Data Leakage Examples in Machine Learning

In my research, something I do fairly often is to build prediction models – given a set of variables (e.g. patient characteristics), we want to predict an outcome of interest (e.g. disease status). Typically, to prevent overfitting, we do cross-validation, so we have a separate training and test set, we train the model on the training set, and evaluate the performance of the model on the test set. This sounds like a simple practice to follow in theory, but as the scope of your data processing and feature selection steps increases, it becomes easy to accidentally violate the separation between the training and the test set and you may wind up borrowing information from the test set to train your model.

In general, when your training procedure for your model makes use of information that you shouldn’t have access to, this is called “data leakage.”

I had to learn this problem the hard way, and I’ve actually made this mistake more than once in different projects, so I feel like it’s worth writing about. To help illustrate ways in which data leakage can inadvertently happen, I will walk through some examples below.

Examples

1. Imputation & preprocessing

When you have missing values in your data, you may want to impute values for them. However, you also want to make sure that you are imputing values only using information from the training data. For example, let’s say you are going to impute all the missing age values by taking the mean age. It’s important that you use the mean age in the training data, rather than the mean age in the whole dataset. The problem with using the mean age in the whole dataset is that it is calculated using ages from both the training and test set. This means that when you impute any missing age values in the training set with the overall mean age, there is information from the test set that’s “leaking” into the training set and therefore your trained model.

For the same reason, any kind of preprocessing you may perform on your data like centering (e.g. subtracting the mean value) or scaling (e.g. dividing by the standard deviation) should be done only using values from the training set (e.g. the sample mean and sample standard deviation of the feature in the training set).

If you are an R user using the caret package, you can just follow their guide and it will be the correct way of doing imputation. They aren’t super explicit about avoiding the situation where you accidentally impute from the whole dataset, but you’ll notice that in their code (copied below), the data that is fed into the preProcess function (which can be used to do both imputation and preprocessing) is only the training dataset (and not the whole dataset) and the output of preProcess is then used to preprocess both the training and test set.

library(caret)
preProcValues <- preProcess(training, method = c("center", "scale"))

trainTransformed <- predict(preProcValues, training)
testTransformed <- predict(preProcValues, test)

2. Feature selection & dimension reduction

Something that’s common to do when you have a large number of features is to do some sort of filtering of the features. In genomics, oftentimes this means doing things like filtering out genes that are “low-quality” in some way. For example, we may want to filter out genes with high sparsity, i.e. have a value of 0 for a large number of patients. Since the criteria for filtering out these genes/features is derived from the data, it’s important that you are only looking at the training dataset, rather than the whole dataset, to determine whether to filter out a feature or not. So you would calculate the sparsity of each gene among the training samples, rather than all samples. Otherwise, you would be using information coming from the test set to do your feature selection.

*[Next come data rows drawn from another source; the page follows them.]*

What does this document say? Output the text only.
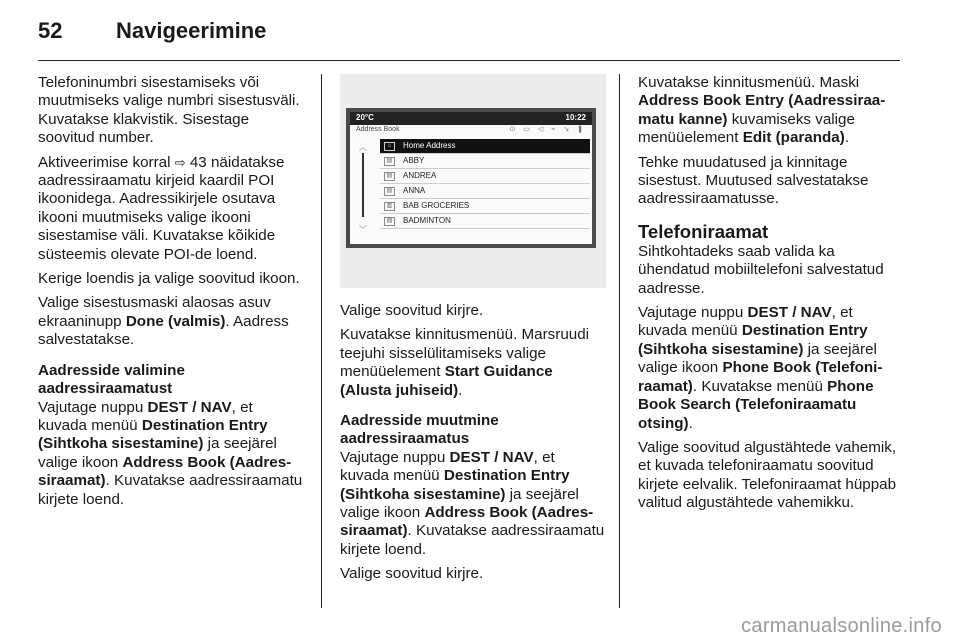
52	Navigeerimine

Telefoninumbri sisestamiseks või muutmiseks valige numbri sisestusväli. Kuvatakse klakvistik. Sisestage soovitud number.

Aktiveerimise korral ⇨ 43 näidatakse aadressiraamatu kirjeid kaardil POI ikoonidega. Aadressikirjele osutava ikooni muutmiseks valige ikooni sisestamise väli. Kuvatakse kõikide süsteemis olevate POI-de loend.

Kerige loendis ja valige soovitud ikoon.

Valige sisestusmaski alaosas asuv ekraaninupp Done (valmis). Aadress salvestatakse.

Aadresside valimine aadressiraamatust

Vajutage nuppu DEST / NAV, et kuvada menüü Destination Entry (Sihtkoha sisestamine) ja seejärel valige ikoon Address Book (Aadres-siraamat). Kuvatakse aadressiraamatu kirjete loend.

20°C	10:22
Address Book	⊙ ▭ ◁ ⌁ ↘ ❚
︿
﹀
⌂	Home Address
▤	ABBY
▤	ANDREA
▤	ANNA
▥	BAB GROCERIES
▤	BADMINTON

Valige soovitud kirjre.

Kuvatakse kinnitusmenüü. Marsruudi teejuhi sisselülitamiseks valige menüüelement Start Guidance (Alusta juhiseid).

Aadresside muutmine aadressiraamatus

Vajutage nuppu DEST / NAV, et kuvada menüü Destination Entry (Sihtkoha sisestamine) ja seejärel valige ikoon Address Book (Aadres-siraamat). Kuvatakse aadressiraamatu kirjete loend.

Valige soovitud kirjre.

Kuvatakse kinnitusmenüü. Maski Address Book Entry (Aadressiraa-matu kanne) kuvamiseks valige menüüelement Edit (paranda).

Tehke muudatused ja kinnitage sisestust. Muutused salvestatakse aadressiraamatusse.

Telefoniraamat

Sihtkohtadeks saab valida ka ühendatud mobiiltelefoni salvestatud aadresse.

Vajutage nuppu DEST / NAV, et kuvada menüü Destination Entry (Sihtkoha sisestamine) ja seejärel valige ikoon Phone Book (Telefoni-raamat). Kuvatakse menüü Phone Book Search (Telefoniraamatu otsing).

Valige soovitud algustähtede vahemik, et kuvada telefoniraamatu soovitud kirjete eelvalik. Telefoniraamat hüppab valitud algustähtede vahemikku.

carmanualsonline.info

Another operation that you may apply to data with a large number of features is to do some sort of dimension reduction like PCA. Again, you want to make sure that you are doing PCA only using the training data, rather than the whole dataset, and that you then project the test set onto the principal components of the training data. Below is an example of how to do this in R using the iris dataset.

train <- iris[1:10, 1:4]
test <- iris[11:20, 1:4]

# Run PCA
pc <- prcomp(train)

# Get projections
train_pc <- pc$x
test_pc <- predict(pc, newdata = test)

3. Preprocessing based on outcome

Another mistake I’ve made is to preprocess the data differently based on the outcome of interest. For example, I may have decided, through some convoluted procedure, that the data for cancer patients and non-cancer patients was going to be normalized differently. If cancer status is the outcome of interest, this poses a big problem in the test set, because it means that I’m manipulating the data differently based on the outcome of interest (which is supposed to be unknown!). To avoid accidentally making this mistake, I would recommend storing your test set outcome variable and test set features separately from the get-go, so that you are forced to explicitly call the test set outcome variable when you need it (and you should only need it to assess the performance of the model).

Conclusion

With these examples laid out in writing, perhaps it’s relatively easy to identify them as clear violations of fundamental machine learning principles. It may even be baffling to the reader how such obvious mistakes could have occurred! However, in my experience, I’ve found that these mistakes are surprisingly easy to make, especially when the analysis becomes more complicated and involves multiple data processing steps. You may be adapting some code from your exploratory analyses into a classification model, which then results in inadvertent data leakage. In the weeds of your analysis, such instances of data leakage become more subtle and are easy to overlook.